Q3. UI performance is not my priority, but SEO is (across search engines). Are there any alternates to Isomorphic?
You can use UI Sniffing (requester info fetch mechanism) to detect the search bot requests and respond with content filled HTML pages (SSR). Here is a video straight from Google to demonstrate this approach.

Q4. Can you suggest a typical scenario where a developer should prefer CSR?
Consider an Admin portal application which does production server backups, restore and monitoring. You would typically focus more on the user data to be available at the earliest than a performant UI/UX. SEO takes a back seat as the data is confidential and most of your end users are on high computing devices.

  • User will register and login to the portal
  • User will see the dashboard with graphs of health, backup and restores
  • 95% of users will be technical admins
  • most traffic will come from the high-end devices mostly laptops and desktops. Negligible from mobile web.
  • Most of the target users will use chrome, firefox, and IE

Q5. Can you suggest a typical scenario where a developer should prefer Isomorphic?
Consider a web application that you have built for aggregating conferences in your city. This application would typically list all the meet-ups and conferences in your area which you will publish for the tech community in your city. For such end-use application, you might require a great performance UX, faster page load time, better SEO and the application should work seamlessly on a relatively wide variety of low-end devices.

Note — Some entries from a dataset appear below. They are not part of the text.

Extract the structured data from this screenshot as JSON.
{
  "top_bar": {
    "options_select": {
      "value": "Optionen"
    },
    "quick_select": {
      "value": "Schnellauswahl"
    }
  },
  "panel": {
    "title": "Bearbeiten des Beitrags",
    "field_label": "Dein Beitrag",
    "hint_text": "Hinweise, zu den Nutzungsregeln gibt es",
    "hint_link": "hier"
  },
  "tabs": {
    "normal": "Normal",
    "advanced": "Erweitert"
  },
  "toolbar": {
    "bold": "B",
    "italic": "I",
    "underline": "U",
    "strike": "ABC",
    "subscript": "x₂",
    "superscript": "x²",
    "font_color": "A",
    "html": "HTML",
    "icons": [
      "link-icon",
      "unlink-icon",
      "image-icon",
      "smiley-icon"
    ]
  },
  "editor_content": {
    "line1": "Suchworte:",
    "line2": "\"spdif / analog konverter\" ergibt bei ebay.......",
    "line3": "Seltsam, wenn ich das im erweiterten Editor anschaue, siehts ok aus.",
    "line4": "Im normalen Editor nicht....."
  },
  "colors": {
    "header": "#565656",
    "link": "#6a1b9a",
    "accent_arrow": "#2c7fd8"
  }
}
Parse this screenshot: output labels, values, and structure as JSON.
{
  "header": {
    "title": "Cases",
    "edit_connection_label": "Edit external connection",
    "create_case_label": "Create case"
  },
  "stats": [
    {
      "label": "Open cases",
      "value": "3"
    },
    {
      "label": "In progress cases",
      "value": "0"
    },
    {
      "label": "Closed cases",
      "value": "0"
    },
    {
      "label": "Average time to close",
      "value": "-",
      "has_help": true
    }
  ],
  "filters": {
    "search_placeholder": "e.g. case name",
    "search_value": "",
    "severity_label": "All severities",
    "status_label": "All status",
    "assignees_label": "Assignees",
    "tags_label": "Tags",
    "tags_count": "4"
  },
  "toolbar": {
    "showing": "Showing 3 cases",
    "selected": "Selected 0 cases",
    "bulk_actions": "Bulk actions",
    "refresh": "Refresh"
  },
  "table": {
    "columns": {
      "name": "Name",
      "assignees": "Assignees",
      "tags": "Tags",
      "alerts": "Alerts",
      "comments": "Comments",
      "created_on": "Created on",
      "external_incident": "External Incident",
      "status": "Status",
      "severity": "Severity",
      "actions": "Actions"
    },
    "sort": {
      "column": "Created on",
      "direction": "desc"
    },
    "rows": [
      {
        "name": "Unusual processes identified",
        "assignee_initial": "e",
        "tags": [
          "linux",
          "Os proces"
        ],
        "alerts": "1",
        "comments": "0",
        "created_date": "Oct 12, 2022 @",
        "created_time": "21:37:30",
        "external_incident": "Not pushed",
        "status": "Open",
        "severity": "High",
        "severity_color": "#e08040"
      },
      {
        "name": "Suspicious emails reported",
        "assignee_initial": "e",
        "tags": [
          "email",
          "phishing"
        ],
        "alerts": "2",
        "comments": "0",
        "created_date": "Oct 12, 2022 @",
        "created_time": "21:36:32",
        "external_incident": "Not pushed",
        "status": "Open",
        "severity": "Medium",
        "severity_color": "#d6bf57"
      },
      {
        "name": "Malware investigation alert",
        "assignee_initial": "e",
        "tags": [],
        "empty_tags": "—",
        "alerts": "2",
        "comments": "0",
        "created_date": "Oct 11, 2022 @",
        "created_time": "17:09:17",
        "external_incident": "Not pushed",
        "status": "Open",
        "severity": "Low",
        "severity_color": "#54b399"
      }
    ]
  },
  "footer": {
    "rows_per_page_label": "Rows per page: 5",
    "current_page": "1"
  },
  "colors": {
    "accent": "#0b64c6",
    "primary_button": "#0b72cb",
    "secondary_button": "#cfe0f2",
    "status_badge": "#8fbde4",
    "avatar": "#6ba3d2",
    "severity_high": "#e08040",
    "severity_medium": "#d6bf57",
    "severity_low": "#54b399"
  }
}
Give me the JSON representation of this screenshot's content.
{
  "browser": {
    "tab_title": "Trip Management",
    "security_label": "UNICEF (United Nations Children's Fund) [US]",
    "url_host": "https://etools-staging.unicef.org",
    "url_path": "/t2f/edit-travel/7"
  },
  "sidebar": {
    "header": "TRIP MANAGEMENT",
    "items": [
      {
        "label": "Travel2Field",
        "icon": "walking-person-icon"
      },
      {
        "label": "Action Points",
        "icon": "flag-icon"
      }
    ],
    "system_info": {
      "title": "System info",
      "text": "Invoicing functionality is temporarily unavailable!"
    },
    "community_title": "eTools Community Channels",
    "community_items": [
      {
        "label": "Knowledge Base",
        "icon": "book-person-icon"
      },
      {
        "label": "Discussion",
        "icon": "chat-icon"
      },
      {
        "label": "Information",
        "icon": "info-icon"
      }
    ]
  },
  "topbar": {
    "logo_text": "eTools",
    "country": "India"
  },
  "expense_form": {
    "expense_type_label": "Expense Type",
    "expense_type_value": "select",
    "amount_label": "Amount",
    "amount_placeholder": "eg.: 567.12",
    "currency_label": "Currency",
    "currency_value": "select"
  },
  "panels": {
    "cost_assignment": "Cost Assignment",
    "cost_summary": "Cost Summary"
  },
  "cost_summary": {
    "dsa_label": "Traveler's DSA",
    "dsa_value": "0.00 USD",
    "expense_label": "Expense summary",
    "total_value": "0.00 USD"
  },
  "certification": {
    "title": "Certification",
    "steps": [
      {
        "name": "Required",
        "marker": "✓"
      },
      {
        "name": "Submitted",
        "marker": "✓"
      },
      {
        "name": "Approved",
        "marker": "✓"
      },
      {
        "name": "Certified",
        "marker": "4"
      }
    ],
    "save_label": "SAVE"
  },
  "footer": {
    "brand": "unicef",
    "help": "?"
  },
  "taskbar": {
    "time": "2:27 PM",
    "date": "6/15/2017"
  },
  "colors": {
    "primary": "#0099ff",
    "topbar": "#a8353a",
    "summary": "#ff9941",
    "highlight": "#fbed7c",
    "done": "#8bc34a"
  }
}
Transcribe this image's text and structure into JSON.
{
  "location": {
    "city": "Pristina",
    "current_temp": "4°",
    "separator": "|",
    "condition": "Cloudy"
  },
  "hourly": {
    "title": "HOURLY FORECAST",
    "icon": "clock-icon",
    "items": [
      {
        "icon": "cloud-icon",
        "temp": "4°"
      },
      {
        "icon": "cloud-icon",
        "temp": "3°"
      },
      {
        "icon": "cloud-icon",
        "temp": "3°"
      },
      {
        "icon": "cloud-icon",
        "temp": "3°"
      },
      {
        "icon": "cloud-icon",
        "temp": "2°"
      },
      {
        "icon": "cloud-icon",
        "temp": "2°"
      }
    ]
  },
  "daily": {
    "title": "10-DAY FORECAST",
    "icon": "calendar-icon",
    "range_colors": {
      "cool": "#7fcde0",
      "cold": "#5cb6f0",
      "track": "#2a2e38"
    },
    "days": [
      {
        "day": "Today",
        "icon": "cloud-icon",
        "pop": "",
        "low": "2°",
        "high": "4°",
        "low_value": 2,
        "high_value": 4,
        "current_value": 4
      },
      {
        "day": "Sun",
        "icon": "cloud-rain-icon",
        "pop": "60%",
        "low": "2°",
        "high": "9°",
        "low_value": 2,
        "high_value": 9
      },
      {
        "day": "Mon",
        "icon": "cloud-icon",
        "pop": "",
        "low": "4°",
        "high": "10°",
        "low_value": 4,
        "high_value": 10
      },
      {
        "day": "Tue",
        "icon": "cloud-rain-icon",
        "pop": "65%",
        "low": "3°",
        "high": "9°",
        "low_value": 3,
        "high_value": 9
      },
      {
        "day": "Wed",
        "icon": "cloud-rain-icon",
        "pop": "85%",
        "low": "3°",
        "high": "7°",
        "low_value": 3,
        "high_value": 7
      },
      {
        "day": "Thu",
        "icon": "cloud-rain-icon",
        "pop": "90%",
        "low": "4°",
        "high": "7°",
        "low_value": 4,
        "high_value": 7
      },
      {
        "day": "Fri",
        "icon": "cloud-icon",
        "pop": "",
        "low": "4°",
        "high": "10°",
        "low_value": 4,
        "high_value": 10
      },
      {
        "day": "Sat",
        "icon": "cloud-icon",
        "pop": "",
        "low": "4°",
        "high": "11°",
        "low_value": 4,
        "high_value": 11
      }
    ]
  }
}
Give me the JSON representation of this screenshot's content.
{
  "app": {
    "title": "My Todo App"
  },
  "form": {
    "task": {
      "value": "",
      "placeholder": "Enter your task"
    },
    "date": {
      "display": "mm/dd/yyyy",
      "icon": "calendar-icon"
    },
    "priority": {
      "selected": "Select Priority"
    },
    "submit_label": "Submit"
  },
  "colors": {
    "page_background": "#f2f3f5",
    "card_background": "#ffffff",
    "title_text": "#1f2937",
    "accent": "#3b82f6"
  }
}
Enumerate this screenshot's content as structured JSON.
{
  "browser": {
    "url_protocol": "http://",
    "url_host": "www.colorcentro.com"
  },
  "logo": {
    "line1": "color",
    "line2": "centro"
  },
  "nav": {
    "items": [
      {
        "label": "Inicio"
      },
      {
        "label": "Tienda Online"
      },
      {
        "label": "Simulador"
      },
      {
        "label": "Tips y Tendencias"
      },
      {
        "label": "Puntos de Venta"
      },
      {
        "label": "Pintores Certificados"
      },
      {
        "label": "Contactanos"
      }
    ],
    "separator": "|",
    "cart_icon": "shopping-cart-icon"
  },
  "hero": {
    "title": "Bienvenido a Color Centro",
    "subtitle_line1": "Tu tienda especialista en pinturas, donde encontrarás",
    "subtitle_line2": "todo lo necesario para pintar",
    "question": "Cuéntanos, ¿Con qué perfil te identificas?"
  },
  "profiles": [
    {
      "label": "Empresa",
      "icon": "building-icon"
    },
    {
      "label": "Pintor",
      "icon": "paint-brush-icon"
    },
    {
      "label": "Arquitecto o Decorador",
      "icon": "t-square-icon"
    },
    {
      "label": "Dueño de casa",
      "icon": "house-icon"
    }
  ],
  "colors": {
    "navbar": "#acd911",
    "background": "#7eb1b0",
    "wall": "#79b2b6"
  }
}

  • List page to show all the conferences
  • Detail page of each conference will have all the topic and location-related details
  • Page content will vary based upon customer current location and current date
  • Logged in users will see pre-defined interests related options
  • 80% of traffic will come from devices with low computing power (both mobile and desktop)
  • Most of the target users will use Chrome, opera mini, and UC browsers.